The main hypothesis specified before data collection was that intranasal oxytocin would increase trusting behaviours for those that had minimal social contact (referred to as "MSC" in the figures). However, after analysing the data there was no support for this result.

It is typically difficult to interpret a non-significant result, other than a failure to reject the null hypothesis, when using conventional null hypothesis significance testing. This is because there's no way to tell from a p-value alone whether a non-significant result supports the absence of a meaningful hypothesis or is due to an underpowered study.

There are two emerging approaches for understanding non-signifiant results. Equivalence testing provides a means to reject an effect size that is practically or theoretically meaningless (see this paper for an example of equivalence testing in oxytocin research). Bayesian hypothesis testing provides a test of the relative evidence for two competing hypotheses—such as a null and alternative hypothesis. One appeal of Bayesian hypothesis testing is that it provides an easy-to-interpret result—how much more evidence is there for one hypothesis over another?

In this study, the authors used Bayesian hypothesis testing. For the main hypothesis that oxytocin increases trust in the minimal contact condition, there was over ten times more evidence for a null model relative to an alternative model. This is fairly convincing evidence for the null hypothesis, and the kind of information you can’t glean from a non-significant p-value.


There's a wide spectrum how of much individuals trust other people. This is reflected in the data when you look at the behaviour of those administered placebo, as some investors kept all of their money, while others gave everything they had to the steward, expecting a return.

Around two weeks before the actual experiment, participants filled out a series of online questionnaires, which included a measure of their trust disposition. As shown on the right panel of the image below, over 50% of investments from those with a high disposition to trust were at the €12 limit—they simply couldn't invest more money.

An exploratory analysis of the data revealed that that individuals with a low trust disposition who had no contact with other players before the decision-making game (referred to as the "NoC" group in the figures) behaved in a more trusting manner after oxytocin treatment.

The fact that people with a low disposition to trust ended up investing more money is plausible. However, this was not in the original analysis plan proposed at Stage 1. The analysis only became apparent when looking at the data, which revealed ceiling effects in terms of how participants behaved.

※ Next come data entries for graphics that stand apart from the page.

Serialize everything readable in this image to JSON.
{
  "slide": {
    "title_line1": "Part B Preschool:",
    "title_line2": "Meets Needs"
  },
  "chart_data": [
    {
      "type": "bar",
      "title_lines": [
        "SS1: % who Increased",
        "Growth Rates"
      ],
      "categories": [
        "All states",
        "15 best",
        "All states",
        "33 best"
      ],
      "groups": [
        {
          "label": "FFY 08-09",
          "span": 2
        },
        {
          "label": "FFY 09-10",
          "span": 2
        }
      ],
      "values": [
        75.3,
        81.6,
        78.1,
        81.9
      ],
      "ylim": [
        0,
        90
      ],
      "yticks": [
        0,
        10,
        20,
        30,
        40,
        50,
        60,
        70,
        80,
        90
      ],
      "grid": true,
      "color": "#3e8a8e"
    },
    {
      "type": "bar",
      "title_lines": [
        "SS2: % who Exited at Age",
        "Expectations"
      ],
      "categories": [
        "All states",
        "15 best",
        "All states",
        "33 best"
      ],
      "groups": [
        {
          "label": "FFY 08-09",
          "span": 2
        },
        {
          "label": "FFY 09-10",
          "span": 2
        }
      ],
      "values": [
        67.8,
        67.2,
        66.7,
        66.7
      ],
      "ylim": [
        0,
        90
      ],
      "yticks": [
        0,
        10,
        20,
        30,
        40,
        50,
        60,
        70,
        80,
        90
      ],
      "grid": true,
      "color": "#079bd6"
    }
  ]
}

As this result was explicitly labelled as an exploratory finding, this provides a healthy dose of skepticism as to whether this finding will replicate. But it also provides a clear path forward for future research. This result is also a reminder that you're free to report exploratory analysis in Registered Reports, but you just need to label them as such.


Low sample sizes and a lack of transparency have been a considerable issue for intranasal oxytocin research. This study provides an example as a way forward for the field to increase trust in its findings. The data is publicly available, which means the results can be verified. A specific hypothesis and analysis plan was specified before data collection, which is crucial for the replication of results. There was also a means to falsify the hypotheses.

Oxytocin is a complex hormone that we’re only beginning to understand, despite the discovery of its effects over century ago. To be honest, I’m half-expecting a few lazy tweets declaring that this study heralds the demise of intranasal oxytocin research. But as the authors state, the results only have implications for the general hypothesis that intranasal oxytocin increases trust, not other areas of social cognition. In fact, increasing evidence suggests that its psychological effects are not even exclusive to social cognition, but that it’s also involved in non-social cognition.

Improving research practices in the field, as demonstrated by this study, will help researchers more quickly understand the role of oxytocin in physiology and behaviour and save resources by limiting the pursuit of hypotheses that are likely to be dead ends.